Chicago | Reuters — Chicago soybean futures fell on Tuesday, despite renewed exports to China, after the U.S. Agriculture Department issued better-than-expected weekly crop ratings.
Corn also eased on better-than-expected crop conditions and favourable U.S. weather as traders eyed record yield potential this fall.
The Chicago Board of Trade’s most active soybean contract fell 6-1/2 cents to close at $8.96-1/2 per bushel (all figures US$).
CBOT corn was down 5-1/2 cents to close at $3.22-3/4 a bushel and wheat added 5-3/4 cents to $5.27-3/4 a bushel.
In its weekly crop report after markets closed on Monday, the U.S. Department of Agriculture rated 69 per cent of soybeans in good-to-excellent condition, up from 68 per cent last week. Analysts had expected 67 per cent.
China booked 126,000 tonnes of U.S. soybeans for delivery in the 2020-21 marketing year, USDA said Tuesday.

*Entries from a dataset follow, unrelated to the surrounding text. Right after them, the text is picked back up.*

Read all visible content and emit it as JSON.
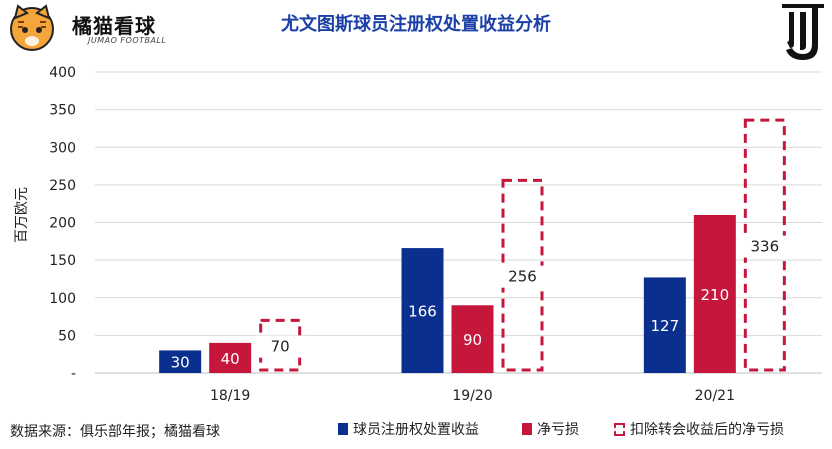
{
  "brand": {
    "name": "橘猫看球",
    "sub": "JUMAO FOOTBALL"
  },
  "title": "尤文图斯球员注册权处置收益分析",
  "source": "数据来源：俱乐部年报；橘猫看球",
  "colors": {
    "blue": "#0b2f8f",
    "red": "#c4173b",
    "dashed": "#c4173b",
    "grid": "#d9d9d9",
    "title": "#1a3fa6"
  },
  "icons": {
    "brand_logo": "cat-face-icon",
    "club_logo": "juventus-j-icon"
  },
  "chart_data": {
    "type": "bar",
    "title": "尤文图斯球员注册权处置收益分析",
    "ylabel": "百万欧元",
    "xlabel": "",
    "ylim": [
      0,
      400
    ],
    "yticks": [
      "-",
      "50",
      "100",
      "150",
      "200",
      "250",
      "300",
      "350",
      "400"
    ],
    "categories": [
      "18/19",
      "19/20",
      "20/21"
    ],
    "series": [
      {
        "name": "球员注册权处置收益",
        "values": [
          30,
          166,
          127
        ],
        "style": "solid",
        "color": "#0b2f8f"
      },
      {
        "name": "净亏损",
        "values": [
          40,
          90,
          210
        ],
        "style": "solid",
        "color": "#c4173b"
      },
      {
        "name": "扣除转会收益后的净亏损",
        "values": [
          70,
          256,
          336
        ],
        "style": "dashed",
        "color": "#c4173b"
      }
    ],
    "grid": true,
    "legend": "bottom-right"
  }
}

“I think we’re really going to need to see some more significant Chinese purchases to push the bean market and stay above $9,” said Chuck Shelby, president of Risk Management Commodities.
China plans to sell rice and wheat from state reserves to animal feed producers struggling with high corn prices, three sources familiar with the matter said. The sales may reduce China’s need to import U.S. corn, said Arlan Suderman, chief commodities economist at StoneX.
“It doesn’t mean that they won’t buy U.S. corn, but maybe they’ll buy less of it than they otherwise would,” he said.
USDA said 69 per cent of U.S. corn was in good-to-excellent condition, unchanged on the week. Analysts had expected 68 per cent.
Wheat gained off a softening U.S. dollar, which makes U.S. exports more attractive to international buyers.
“The weaker dollar has been a positive input for wheat,” said Joe Vaclavik, president of Standard Grain. “Our exports, which have historically accounted for a tremendous portion of our demand, are just not what they need to be.”
— Christopher Walljasper reports on agriculture and ag commodities for Reuters from Chicago.